Хьюго Бэрримор ответил на реплику, обращенную непосредственно к нему, кивком головы.
– Война может вспыхнуть в любой момент. Из-за пустяка, из-за случайной фразы. Из-за глупой статьи. Ждут только сигнала. Британский лев готовится к прыжку, германский орел готов клюнуть, русский медведь вылез из берлоги. Вы сами видите, джентльмены, как мы все аккуратно себя ведем в Испании, оттягиваем развязку. Даже во Франции, спросите у комиссара, он подтвердит, готовятся к войне. И мы все ждем! Растягиваем антракт как можно дольше. Не из-за Чехословакии нам с вами рвать друг другу глотки, господа, не из-за Судетов! И плевать на испанское золото, кто бы его ни вывез!
Майор Кингстон хмыкнул.
– Заметьте, майор, я сказал: кто бы золото ни вывез, наплевать! И мы закрываем глаза на события в Северной Ирландии. Я первый буду против поддержки террористов Белфаста. Скажу больше, хоть и не уполномочен: Советский Союз уже задумывается о прекращении финансирования Коминтерна. Интернациональное братство вот таких вот дам, – Курбатский указал на рыдающую Лауру, – обходится слишком дорого. Пришла пора, господа, позабыть партийное ребячество. Мы отнюдь не намерены расходовать государственный бюджет на голодранцев. Мы, заявляю это здесь официально, желаем обдуманных, взвешенных государственных отношений. И партнерами своими мы видим не таких вот неврастеничек, а вас и ваше ведомство, дама Камилла, и тех, кто стоит за вами, майор Кингстон.
Полковник говорил ровным металлическим голосом, и, хотя слова его были будто бы дружелюбны, в обеденной зале стало невыносимо дышать.
Случается такое в шекспировских драмах, когда действие приближается к развязке и на сцене появляется словно бы новое действующее лицо – ужас.
Этот ужас обретает самостоятельное существование и движется по сцене сам по себе, захватывая все новые жертвы и сжимая им горло.

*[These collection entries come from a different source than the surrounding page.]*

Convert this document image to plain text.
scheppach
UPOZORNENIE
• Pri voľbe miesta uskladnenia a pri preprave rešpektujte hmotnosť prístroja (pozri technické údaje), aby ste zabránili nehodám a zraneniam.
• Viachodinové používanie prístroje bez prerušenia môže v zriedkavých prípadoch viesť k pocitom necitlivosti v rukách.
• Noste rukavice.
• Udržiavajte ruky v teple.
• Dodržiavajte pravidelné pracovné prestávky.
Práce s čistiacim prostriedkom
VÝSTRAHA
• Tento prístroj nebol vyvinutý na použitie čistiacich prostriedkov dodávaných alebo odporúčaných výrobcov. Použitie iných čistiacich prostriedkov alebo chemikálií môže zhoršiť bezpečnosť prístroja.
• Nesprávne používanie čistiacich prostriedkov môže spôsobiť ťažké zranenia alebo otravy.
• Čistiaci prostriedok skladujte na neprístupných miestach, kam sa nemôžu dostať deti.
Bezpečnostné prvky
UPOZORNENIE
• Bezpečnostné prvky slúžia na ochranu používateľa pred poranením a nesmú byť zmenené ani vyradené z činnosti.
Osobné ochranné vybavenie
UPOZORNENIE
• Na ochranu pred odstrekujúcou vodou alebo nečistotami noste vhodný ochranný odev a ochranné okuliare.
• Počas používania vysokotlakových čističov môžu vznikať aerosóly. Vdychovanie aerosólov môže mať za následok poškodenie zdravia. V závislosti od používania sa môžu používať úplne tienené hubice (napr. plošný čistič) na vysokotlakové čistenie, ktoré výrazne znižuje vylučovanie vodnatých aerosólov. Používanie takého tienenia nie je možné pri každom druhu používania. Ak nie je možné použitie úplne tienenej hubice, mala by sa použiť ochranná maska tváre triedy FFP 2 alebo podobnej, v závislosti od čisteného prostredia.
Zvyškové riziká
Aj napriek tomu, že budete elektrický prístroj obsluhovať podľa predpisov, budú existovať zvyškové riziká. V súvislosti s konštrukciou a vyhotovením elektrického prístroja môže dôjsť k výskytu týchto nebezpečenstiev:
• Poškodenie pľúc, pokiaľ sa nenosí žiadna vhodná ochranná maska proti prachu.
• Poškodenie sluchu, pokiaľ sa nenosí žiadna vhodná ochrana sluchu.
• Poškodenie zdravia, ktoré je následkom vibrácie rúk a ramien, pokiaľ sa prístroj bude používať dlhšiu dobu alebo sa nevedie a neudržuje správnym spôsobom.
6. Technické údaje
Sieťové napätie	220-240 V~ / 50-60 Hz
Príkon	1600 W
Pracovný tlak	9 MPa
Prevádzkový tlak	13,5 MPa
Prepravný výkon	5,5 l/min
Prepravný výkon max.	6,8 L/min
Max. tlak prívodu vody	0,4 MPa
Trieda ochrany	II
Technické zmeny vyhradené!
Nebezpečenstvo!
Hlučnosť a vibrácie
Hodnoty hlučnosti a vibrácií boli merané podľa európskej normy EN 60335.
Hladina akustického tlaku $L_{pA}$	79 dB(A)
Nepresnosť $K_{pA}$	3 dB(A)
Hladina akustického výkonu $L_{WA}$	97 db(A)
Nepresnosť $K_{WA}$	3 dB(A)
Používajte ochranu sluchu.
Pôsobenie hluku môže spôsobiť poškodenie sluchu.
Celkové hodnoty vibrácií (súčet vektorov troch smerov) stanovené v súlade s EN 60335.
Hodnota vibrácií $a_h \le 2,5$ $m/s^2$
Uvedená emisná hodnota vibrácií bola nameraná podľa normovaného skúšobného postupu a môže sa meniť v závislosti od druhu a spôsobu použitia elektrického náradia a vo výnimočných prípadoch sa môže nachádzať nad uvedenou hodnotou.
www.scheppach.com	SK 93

– Я требую, – ровным голосом продолжал майор, – чтобы мы положили немедленно конец этой истории. Я заинтересован в том, чтобы в британских и французских газетах – в официальных, правительственных газетах, а не в бульварных листках, которые финансирует мой отдел – вышли опровержения отвратительной фальшивки, опубликованной этой итальянской коммунисткой. Я заинтересован в том, чтобы виновные в убийстве были немедленно изобличены и переданы в руки правосудия. И, наконец, я, со своей стороны, делаю первый шаг к решению вопроса в том духе, который устроит всех. Я передаю всю информацию по поводу разведывательной деятельности Лауры Маркони, она же Зоя Шмыг, она же Маргарита Бальтрушайтис: вот все ее паспорта. Деятельность данной особы, как всем вам понятно, финансировалась вовсе не мной – эта клевета, надеюсь, будет своевременно опровергнута, – а так называемым коминтерновцем, якобы основателем германской Компартии, неким Гуго Эберляйном. В настоящее время Гуго Эберляйн вывезен в Москву вместе с рядом других лиц, виновных в подстрекательстве и организации вредительств на территории Европы. Так называемые коминтерновцы в настоящую минуту дают признательные показания; мы предоставим в редакции газет стенограммы.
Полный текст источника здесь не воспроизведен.